Something isn't making sense here. I'm having a hard time following the logic, and an even harder time figuring out what conclusion we could reach following any hoped-for results.
Your original argument was that 4% was too conservative and additional data would perhaps demonstrate this (even though you previously said "I don't know if there are cycles to human behavior over 130 yrs of time").
SGeeeeeeeeeeeeee pointed out that since 4% was an actual outcome, any additional data could not increase the worst case result, only decrease it.
You then said we shouldn't look at the absolute worst case, only the ~1 - 5th percentile results.
By looking at anything less than 100% with the
historical data, we're
already eliminating the true outliers. Even if we set the success rate to 70%, we're still under 5% SWR, so those "outliers" would need to be quite prevalent in the data.
Now you're saying that your goal is to avoid potential outliers in the historical data that somehow happened to be recorded by more than 5% of the historical results but would be washed away by fabricating monte carlo data based on these same historical data. In your words,
The theory offered is that there are core cyclical characteristics of markets and that the 130 yr actual data we have has those characteristics within it, but that the 130 samples presents us with the risk that the 130 samples were "taken" at peaks or troughs of cycles and thus might be extreme.

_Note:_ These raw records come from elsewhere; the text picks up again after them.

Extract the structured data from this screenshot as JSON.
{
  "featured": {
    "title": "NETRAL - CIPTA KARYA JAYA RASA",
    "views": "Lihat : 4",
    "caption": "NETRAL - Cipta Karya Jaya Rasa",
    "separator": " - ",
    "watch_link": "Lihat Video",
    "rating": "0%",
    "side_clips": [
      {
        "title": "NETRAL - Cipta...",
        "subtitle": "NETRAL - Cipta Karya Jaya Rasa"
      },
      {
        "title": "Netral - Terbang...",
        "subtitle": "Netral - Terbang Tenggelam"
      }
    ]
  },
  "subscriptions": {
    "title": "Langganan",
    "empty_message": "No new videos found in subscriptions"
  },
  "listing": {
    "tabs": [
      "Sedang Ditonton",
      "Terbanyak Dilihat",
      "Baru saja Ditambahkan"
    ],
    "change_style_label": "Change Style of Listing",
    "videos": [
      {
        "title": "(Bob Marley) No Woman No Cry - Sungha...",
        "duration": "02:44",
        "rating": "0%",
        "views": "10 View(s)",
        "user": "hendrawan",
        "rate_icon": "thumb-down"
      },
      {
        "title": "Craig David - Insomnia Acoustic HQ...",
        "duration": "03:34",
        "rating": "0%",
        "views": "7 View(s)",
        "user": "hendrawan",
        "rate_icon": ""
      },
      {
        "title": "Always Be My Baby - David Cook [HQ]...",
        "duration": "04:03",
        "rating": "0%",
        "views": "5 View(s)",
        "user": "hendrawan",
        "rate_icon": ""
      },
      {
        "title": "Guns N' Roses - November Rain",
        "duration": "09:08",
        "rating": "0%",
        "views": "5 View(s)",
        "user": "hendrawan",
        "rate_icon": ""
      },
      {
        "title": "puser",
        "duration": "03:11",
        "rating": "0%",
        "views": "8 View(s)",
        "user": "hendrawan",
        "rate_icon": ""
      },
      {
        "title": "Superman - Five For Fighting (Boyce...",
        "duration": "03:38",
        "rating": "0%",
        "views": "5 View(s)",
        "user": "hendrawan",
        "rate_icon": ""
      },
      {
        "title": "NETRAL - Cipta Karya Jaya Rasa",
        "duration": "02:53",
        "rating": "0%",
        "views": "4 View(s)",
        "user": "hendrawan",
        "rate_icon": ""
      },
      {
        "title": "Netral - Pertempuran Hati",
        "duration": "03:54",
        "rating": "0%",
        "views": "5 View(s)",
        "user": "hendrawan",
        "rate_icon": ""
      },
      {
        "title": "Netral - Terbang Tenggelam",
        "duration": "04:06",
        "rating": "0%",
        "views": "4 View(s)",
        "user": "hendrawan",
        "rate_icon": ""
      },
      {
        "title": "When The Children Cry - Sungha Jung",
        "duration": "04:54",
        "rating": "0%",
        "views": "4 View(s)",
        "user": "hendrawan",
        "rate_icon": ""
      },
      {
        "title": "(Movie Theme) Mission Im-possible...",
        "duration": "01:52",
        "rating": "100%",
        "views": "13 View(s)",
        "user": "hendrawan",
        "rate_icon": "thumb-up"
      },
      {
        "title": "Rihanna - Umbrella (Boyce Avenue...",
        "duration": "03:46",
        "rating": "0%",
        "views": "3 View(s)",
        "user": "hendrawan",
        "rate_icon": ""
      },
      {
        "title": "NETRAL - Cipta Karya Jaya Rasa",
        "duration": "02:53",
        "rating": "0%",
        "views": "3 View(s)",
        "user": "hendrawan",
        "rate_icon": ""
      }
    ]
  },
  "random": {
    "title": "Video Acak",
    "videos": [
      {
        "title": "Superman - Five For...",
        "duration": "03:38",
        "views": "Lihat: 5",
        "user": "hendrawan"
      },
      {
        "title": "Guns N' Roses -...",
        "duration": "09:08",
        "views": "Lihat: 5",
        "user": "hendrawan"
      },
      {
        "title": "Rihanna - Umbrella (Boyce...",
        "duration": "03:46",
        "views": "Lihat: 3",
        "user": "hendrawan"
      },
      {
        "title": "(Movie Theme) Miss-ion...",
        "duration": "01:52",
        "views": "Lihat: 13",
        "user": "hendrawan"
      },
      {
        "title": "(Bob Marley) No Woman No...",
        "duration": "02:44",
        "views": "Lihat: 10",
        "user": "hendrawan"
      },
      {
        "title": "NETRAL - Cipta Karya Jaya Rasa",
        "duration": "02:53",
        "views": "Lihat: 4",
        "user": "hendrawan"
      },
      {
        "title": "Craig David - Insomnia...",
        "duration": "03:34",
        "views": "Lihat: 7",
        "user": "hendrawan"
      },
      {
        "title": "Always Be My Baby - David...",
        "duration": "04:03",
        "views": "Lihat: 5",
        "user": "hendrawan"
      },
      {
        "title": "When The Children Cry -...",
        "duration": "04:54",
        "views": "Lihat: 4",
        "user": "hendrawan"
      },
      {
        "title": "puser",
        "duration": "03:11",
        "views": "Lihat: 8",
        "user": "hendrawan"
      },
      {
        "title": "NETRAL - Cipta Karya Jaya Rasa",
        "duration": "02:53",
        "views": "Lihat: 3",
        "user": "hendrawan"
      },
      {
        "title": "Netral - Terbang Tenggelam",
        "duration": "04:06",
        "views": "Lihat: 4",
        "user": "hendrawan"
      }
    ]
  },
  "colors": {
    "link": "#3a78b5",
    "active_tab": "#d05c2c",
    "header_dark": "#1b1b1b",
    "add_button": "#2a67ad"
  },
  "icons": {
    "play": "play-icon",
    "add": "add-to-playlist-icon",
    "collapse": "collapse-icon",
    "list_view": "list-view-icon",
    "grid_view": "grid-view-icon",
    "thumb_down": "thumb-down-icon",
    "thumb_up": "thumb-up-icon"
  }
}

If the idea is that the timing of the yearly withdrawals is creating an abnormally low result, one can look at taking the withdrawals in February, or March, or April, etc., based on historical data. Intercst did so. At the 95% safe level, results varied a tenth of a percent or so (i.e., 3.95% to 4.05% withdrawals), but there was no hint that the 130 samples taken in January each year created any artifact. In the 30 year runs, averages across the year matched January sampling within 0.02% for the 95% level, 0.1% for the 99% level, and 0.03% for the 100% level.
Obviously there is nothing particular to be gained if the results don't change. Yet another confirming study to well-established findings is good for college exercises, but I'm not sure it advances anything else. So we have to be hoping for a significantly higher SWR. You mentioned a 6% SWR over 40 years, which seems like a good "target" for something useful, beyond the noise level.
But a 6% withdrawal matches up to a 40% success/60% failure rate -- so 60% of the historical examples would have to be outliers...
Let's imagine we did exactly what you suggest, and we obtain a significantly higher result. We are so happy with our outcome that we publish it in the academic/professional journals. The abstract might say...
...
The researchers created a massive set of sample data intended to be "market like" for the purposes of a monte carlo analysis. The techniques for creating this data set were selected to mimic market behavior with respect to any cyclic patterns. (No basis for these patterns is postulated.) Using this data set, the researchers looked at the results of a periodic withdrawal from a portfolio over an extended time. Contrary to the conventional wisdom and published results (see bibliography), the researchers found that 6% of a starting portfolio could be safely withdrawn for 40 years (p < 0.05%). While backtesting of this withdrawal rate shows that the strategy would have failed in approximately 60% of the actual historical periods for which data are available, the researchers believe those failures were not representative of the actual market behavior due to sampling bias or other unidentified reasons, and therefore should be ignored by those attempting to determine a portfolio balance necessary to last them the rest of their lives.